Results for vanilla trained and robust models on ImageNet-C

With a simple recalculation of batch normalization statistics, we improve the mean Corruption Error (mCE) of all commonly tested robust models.

Model mCE, w/o adapt [%] ↘ mCE, partial adapt [%] ↘ mCE, full adapt [%] ↘
Vanilla ResNet50 76.7 65.0 62.2
SIN 69.3 61.5 59.5
ANT 63.4 56.1 53.6
ANT+SIN 60.7 55.3 53.6
AugMix 65.3 55.4 51.0
AssembleNet 52.3 -- 50.1
DeepAugment 60.4 52.3 49.4
DeepAugment+AugMix 53.6 48.4 45.4
DeepAug+AM+RNXt101 44.5 40.7 38.0

Results for models trained with Fixup and GroupNorm on ImageNet-C

Fixup and GN trained models perform better than non-adapted BN models but worse than adapted BN models.
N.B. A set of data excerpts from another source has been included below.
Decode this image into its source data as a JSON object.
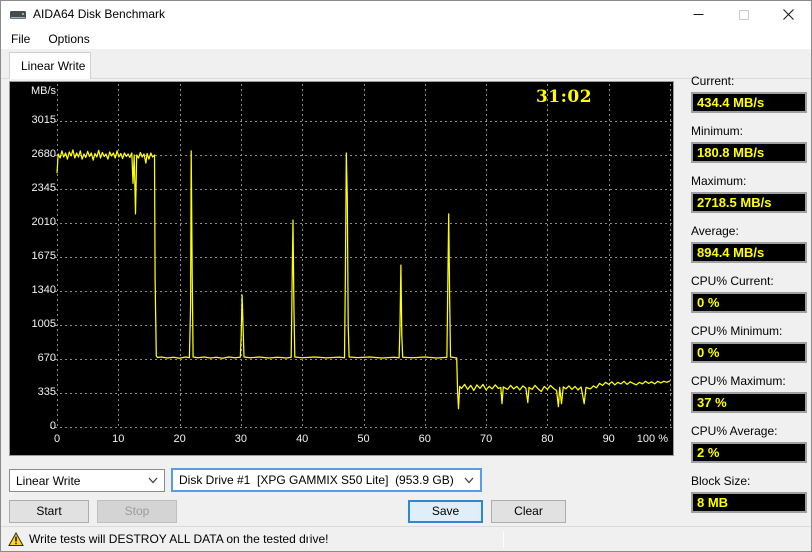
{
  "window": {
    "title": "AIDA64 Disk Benchmark"
  },
  "menu": {
    "items": [
      {
        "label": "File"
      },
      {
        "label": "Options"
      }
    ]
  },
  "tabs": {
    "active_label": "Linear Write"
  },
  "chart_data": {
    "type": "line",
    "title": "Linear Write benchmark trace",
    "unit_label": "MB/s",
    "elapsed_time": "31:02",
    "xlim": [
      0,
      100
    ],
    "ylim": [
      0,
      3350
    ],
    "y_ticks": [
      3015,
      2680,
      2345,
      2010,
      1675,
      1340,
      1005,
      670,
      335,
      0
    ],
    "x_tick_labels": [
      "0",
      "10",
      "20",
      "30",
      "40",
      "50",
      "60",
      "70",
      "80",
      "90",
      "100 %"
    ],
    "grid": true,
    "legend_position": "none",
    "line_color": "#ffff00",
    "background": "#000000",
    "series": [
      {
        "name": "Linear Write",
        "points": [
          [
            0,
            2500
          ],
          [
            0.2,
            2690
          ],
          [
            0.5,
            2650
          ],
          [
            0.8,
            2720
          ],
          [
            1.1,
            2660
          ],
          [
            1.4,
            2700
          ],
          [
            1.7,
            2640
          ],
          [
            2,
            2710
          ],
          [
            2.3,
            2670
          ],
          [
            2.6,
            2730
          ],
          [
            2.9,
            2650
          ],
          [
            3.2,
            2700
          ],
          [
            3.5,
            2660
          ],
          [
            3.8,
            2720
          ],
          [
            4.1,
            2640
          ],
          [
            4.4,
            2690
          ],
          [
            4.7,
            2655
          ],
          [
            5,
            2715
          ],
          [
            5.3,
            2665
          ],
          [
            5.6,
            2700
          ],
          [
            5.9,
            2630
          ],
          [
            6.2,
            2695
          ],
          [
            6.5,
            2660
          ],
          [
            6.8,
            2725
          ],
          [
            7.1,
            2650
          ],
          [
            7.4,
            2705
          ],
          [
            7.7,
            2665
          ],
          [
            8,
            2690
          ],
          [
            8.3,
            2640
          ],
          [
            8.6,
            2710
          ],
          [
            8.9,
            2670
          ],
          [
            9.2,
            2700
          ],
          [
            9.5,
            2650
          ],
          [
            9.8,
            2720
          ],
          [
            10.1,
            2660
          ],
          [
            10.4,
            2695
          ],
          [
            10.7,
            2645
          ],
          [
            11,
            2700
          ],
          [
            11.3,
            2665
          ],
          [
            11.6,
            2690
          ],
          [
            11.9,
            2655
          ],
          [
            12.2,
            2700
          ],
          [
            12.4,
            2400
          ],
          [
            12.6,
            2680
          ],
          [
            12.8,
            2100
          ],
          [
            13,
            2680
          ],
          [
            13.3,
            2650
          ],
          [
            13.6,
            2705
          ],
          [
            13.9,
            2660
          ],
          [
            14.2,
            2690
          ],
          [
            14.5,
            2600
          ],
          [
            14.7,
            2695
          ],
          [
            15,
            2640
          ],
          [
            15.3,
            2700
          ],
          [
            15.6,
            2660
          ],
          [
            15.9,
            2680
          ],
          [
            16,
            1450
          ],
          [
            16.2,
            700
          ],
          [
            16.4,
            685
          ],
          [
            17,
            690
          ],
          [
            18,
            680
          ],
          [
            19,
            688
          ],
          [
            20,
            678
          ],
          [
            21,
            690
          ],
          [
            21.6,
            683
          ],
          [
            21.8,
            1200
          ],
          [
            21.9,
            2720
          ],
          [
            22.05,
            1500
          ],
          [
            22.2,
            690
          ],
          [
            23,
            682
          ],
          [
            24,
            690
          ],
          [
            25,
            680
          ],
          [
            26,
            688
          ],
          [
            27,
            678
          ],
          [
            28,
            690
          ],
          [
            29,
            682
          ],
          [
            29.9,
            688
          ],
          [
            30.05,
            900
          ],
          [
            30.2,
            1300
          ],
          [
            30.35,
            1000
          ],
          [
            30.5,
            690
          ],
          [
            31.5,
            682
          ],
          [
            33,
            690
          ],
          [
            34.5,
            680
          ],
          [
            36,
            688
          ],
          [
            37.5,
            680
          ],
          [
            38.2,
            688
          ],
          [
            38.35,
            1400
          ],
          [
            38.5,
            2040
          ],
          [
            38.65,
            1200
          ],
          [
            38.8,
            690
          ],
          [
            40,
            682
          ],
          [
            42,
            690
          ],
          [
            44,
            681
          ],
          [
            46,
            689
          ],
          [
            46.9,
            683
          ],
          [
            47.05,
            1500
          ],
          [
            47.2,
            2700
          ],
          [
            47.35,
            2250
          ],
          [
            47.5,
            1000
          ],
          [
            47.65,
            690
          ],
          [
            49,
            684
          ],
          [
            51,
            690
          ],
          [
            53,
            680
          ],
          [
            55,
            688
          ],
          [
            55.8,
            682
          ],
          [
            55.95,
            1000
          ],
          [
            56.1,
            1595
          ],
          [
            56.25,
            900
          ],
          [
            56.4,
            688
          ],
          [
            58,
            682
          ],
          [
            60,
            690
          ],
          [
            62,
            680
          ],
          [
            63.6,
            688
          ],
          [
            63.75,
            1400
          ],
          [
            63.9,
            2100
          ],
          [
            64.05,
            1300
          ],
          [
            64.2,
            690
          ],
          [
            64.8,
            685
          ],
          [
            65.2,
            680
          ],
          [
            65.35,
            350
          ],
          [
            65.5,
            180
          ],
          [
            65.7,
            400
          ],
          [
            66,
            380
          ],
          [
            66.5,
            420
          ],
          [
            67,
            370
          ],
          [
            67.5,
            410
          ],
          [
            68,
            360
          ],
          [
            68.5,
            415
          ],
          [
            69,
            380
          ],
          [
            69.5,
            420
          ],
          [
            70,
            365
          ],
          [
            70.5,
            400
          ],
          [
            71,
            375
          ],
          [
            71.5,
            415
          ],
          [
            72,
            380
          ],
          [
            72.4,
            390
          ],
          [
            72.6,
            230
          ],
          [
            72.8,
            395
          ],
          [
            73.5,
            370
          ],
          [
            74,
            410
          ],
          [
            74.5,
            375
          ],
          [
            75,
            400
          ],
          [
            75.5,
            365
          ],
          [
            76,
            405
          ],
          [
            76.5,
            380
          ],
          [
            76.8,
            240
          ],
          [
            77,
            390
          ],
          [
            77.5,
            370
          ],
          [
            78,
            410
          ],
          [
            78.5,
            375
          ],
          [
            79,
            350
          ],
          [
            79.5,
            400
          ],
          [
            80,
            370
          ],
          [
            80.5,
            410
          ],
          [
            81,
            380
          ],
          [
            81.5,
            360
          ],
          [
            81.8,
            200
          ],
          [
            82,
            390
          ],
          [
            82.3,
            230
          ],
          [
            82.6,
            395
          ],
          [
            83,
            375
          ],
          [
            83.5,
            405
          ],
          [
            84,
            370
          ],
          [
            84.5,
            400
          ],
          [
            85,
            365
          ],
          [
            85.5,
            395
          ],
          [
            86,
            230
          ],
          [
            86.3,
            390
          ],
          [
            87,
            375
          ],
          [
            87.5,
            405
          ],
          [
            88,
            385
          ],
          [
            88.5,
            430
          ],
          [
            89,
            410
          ],
          [
            89.5,
            440
          ],
          [
            90,
            420
          ],
          [
            90.5,
            445
          ],
          [
            91,
            415
          ],
          [
            91.5,
            440
          ],
          [
            92,
            425
          ],
          [
            92.5,
            450
          ],
          [
            93,
            420
          ],
          [
            93.5,
            445
          ],
          [
            94,
            430
          ],
          [
            94.5,
            415
          ],
          [
            95,
            440
          ],
          [
            95.5,
            425
          ],
          [
            96,
            450
          ],
          [
            96.5,
            430
          ],
          [
            97,
            445
          ],
          [
            97.5,
            425
          ],
          [
            98,
            450
          ],
          [
            98.5,
            435
          ],
          [
            99,
            450
          ],
          [
            99.5,
            440
          ],
          [
            100,
            455
          ]
        ]
      }
    ]
  },
  "stats": [
    {
      "label": "Current:",
      "value": "434.4 MB/s"
    },
    {
      "label": "Minimum:",
      "value": "180.8 MB/s"
    },
    {
      "label": "Maximum:",
      "value": "2718.5 MB/s"
    },
    {
      "label": "Average:",
      "value": "894.4 MB/s"
    },
    {
      "label": "CPU% Current:",
      "value": "0 %"
    },
    {
      "label": "CPU% Minimum:",
      "value": "0 %"
    },
    {
      "label": "CPU% Maximum:",
      "value": "37 %"
    },
    {
      "label": "CPU% Average:",
      "value": "2 %"
    },
    {
      "label": "Block Size:",
      "value": "8 MB"
    }
  ],
  "controls": {
    "test_select_value": "Linear Write",
    "drive_select_value": "Disk Drive #1  [XPG GAMMIX S50 Lite]  (953.9 GB)",
    "start_label": "Start",
    "stop_label": "Stop",
    "save_label": "Save",
    "clear_label": "Clear"
  },
  "status_bar": {
    "warning_text": "Write tests will DESTROY ALL DATA on the tested drive!"
  },
  "colors": {
    "accent": "#0078d7",
    "trace": "#ffff00",
    "value_fg": "#ffff00",
    "value_bg": "#000000",
    "grid": "#8a8a8a"
  }
}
Model Fixup, mCE [%] ↘ GroupNorm, mCE [%] ↘ BatchNorm, mCE [%] ↘ BatchNorm+adapt, mCE [%] ↘
ResNet-50 72.0 72.4 76.7 62.2
ResNet-101 68.2 67.6 69.0 59.1
ResNet-152 67.6 65.4 69.3 58.0

News

  • The paper was accepted for poster presentation at NeurIPS 2020.
  • A shorter workshop version of our paper was accepted for oral presentation at the Uncertainty & Robustness in Deep Learning Workshop at ICML '20.